Objectives Despite prevention efforts over the past several decades, drywall installers in the US remain at risk for work-related falls from elevation. These workers are challenging to study from an epidemiologic perspective. The purpose of this study was to describe patterns in drywall installers’ rates of work-related injury from falls from elevation and event circumstances.
Methods Using data from the Carpenters Trusts of Western Washington and Washington State Department of Labour and Industries, we defined a cohort of 5,073 union drywall carpenters, their 37 million union work hours in Washington State, and their workers’ compensation claims from 1989–2008. Individual-level data were linked using an encrypted identifier. Rates of work-related injury were calculated using Poisson regression. Injury event narratives provided additional details.
Results Falls from elevation made up 7.5% (n = 454/6,066) of work-related injuries among drywall installers. Rates of injury from falls from elevation declined from 7.8 per 200,000 worker-hours in 1989 to 1.1 per 200,000 worker-hours in 2008. Rates varied little by age and time in the union, except among 9% of events in which drywall material was a contributing factor; workers with 10 + union years had lower rates than their less tenured counterparts. Brief narratives consistently identified surfaces from which workers fell, commonly scaffolds (33%), ladders (21%) and stilts (13%). Worker task, described in 17.5% of events, often included drywall hanging, drilling/screwing or moving material.

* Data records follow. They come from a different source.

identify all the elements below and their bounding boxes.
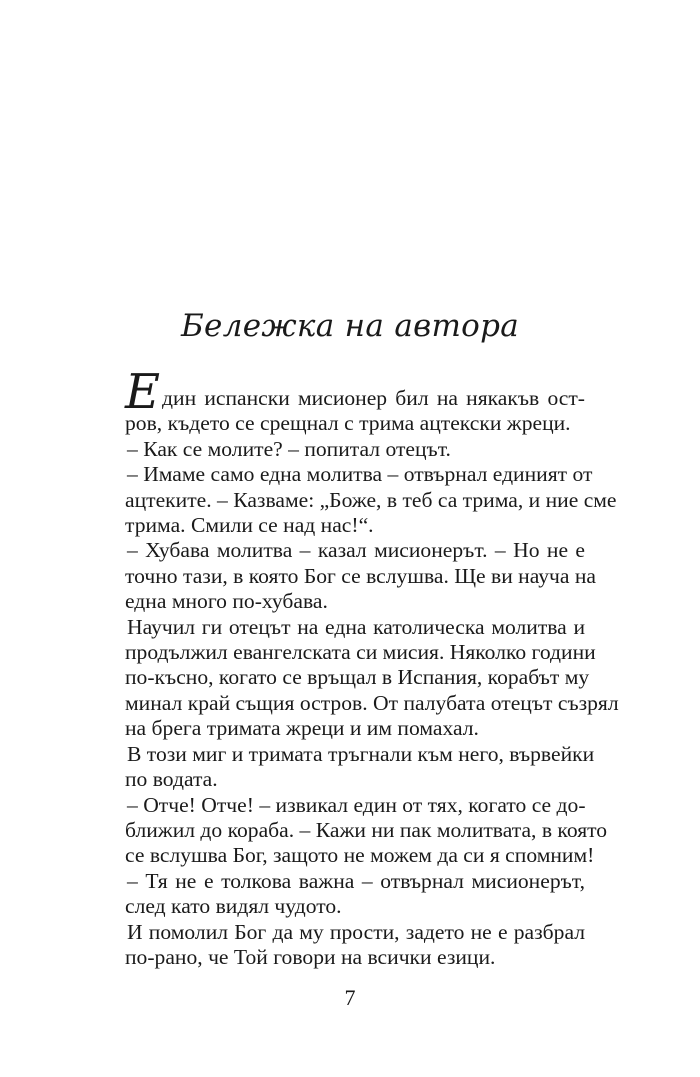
paragraph	[125, 538, 596, 614]
paragraph	[125, 462, 617, 538]
text-line: на брега тримата жреци и им помахал.	[125, 716, 479, 741]
paragraph	[125, 920, 585, 971]
drop-cap: Е	[125, 364, 161, 420]
paragraph	[125, 869, 585, 920]
text-line: една много по-хубава.	[125, 589, 328, 614]
text-line: Научил ги отецът на една католическа молитва и	[127, 614, 585, 639]
text-line: след като видял чудото.	[125, 894, 342, 919]
text-line: ацтеките. – Казваме: „Боже, в теб са трима, и ние сме	[125, 487, 617, 512]
text-line: – Хубава молитва – казал мисионерът. – Но не е	[127, 538, 585, 563]
text-line: се вслушва Бог, защото не можем да си я спомним!	[125, 843, 595, 868]
text-line: – Имаме само една молитва – отвърнал единият от	[127, 462, 593, 487]
page-number: 7	[344, 985, 356, 1010]
paragraph	[125, 614, 619, 742]
paragraph	[125, 741, 595, 793]
paragraph	[125, 364, 585, 437]
text-line: – Тя не е толкова важна – отвърнал мисионерът,	[127, 868, 585, 893]
text-line: В този миг и тримата тръгнали към него, вървейки	[127, 741, 595, 766]
text-line: трима. Смили се над нас!“.	[125, 513, 374, 538]
paragraph	[125, 437, 585, 462]
text-line: по водата.	[125, 767, 218, 792]
chapter-heading: Бележка на автора	[180, 308, 520, 344]
text-line: – Как се молите? – попитал отецът.	[127, 436, 451, 461]
text-line: – Отче! Отче! – извикал един от тях, когато се до-	[127, 792, 586, 817]
text-line	[125, 364, 585, 420]
text-line: ближил до кораба. – Кажи ни пак молитвата, в която	[125, 817, 608, 842]
text-line: продължил евангелската си мисия. Няколко години	[125, 640, 596, 665]
line-text: дин испански мисионер бил на някакъв ост-	[162, 386, 585, 410]
text-line: И помолил Бог да му прости, задето не е разбрал	[127, 919, 585, 944]
text-line: по-късно, когато се връщал в Испания, корабът му	[125, 665, 590, 690]
text-line: минал край същия остров. От палубата отецът съзрял	[125, 690, 619, 715]
body-text	[125, 364, 619, 970]
text-line: по-рано, че Той говори на всички езици.	[125, 944, 496, 969]
text-line: ров, където се срещнал с трима ацтекски жреци.	[125, 411, 571, 436]
paragraph	[125, 792, 608, 869]
text-line: точно тази, в която Бог се вслушва. Ще ви науча на	[125, 563, 596, 588]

Information was lacking on height fallen, PPE use, work speed and influence of other workers.
Conclusions In addition to continued efforts to prevent work-related falls from scaffolds and ladders, particular attention should be paid to the prevention of drywall-handling-related falls among less experienced workers who may be at greater risk due to greater exposure. Improvements in the consistency of narrative data elements may enhance efforts to identify risk factors or evaluate regulatory changes or interventions.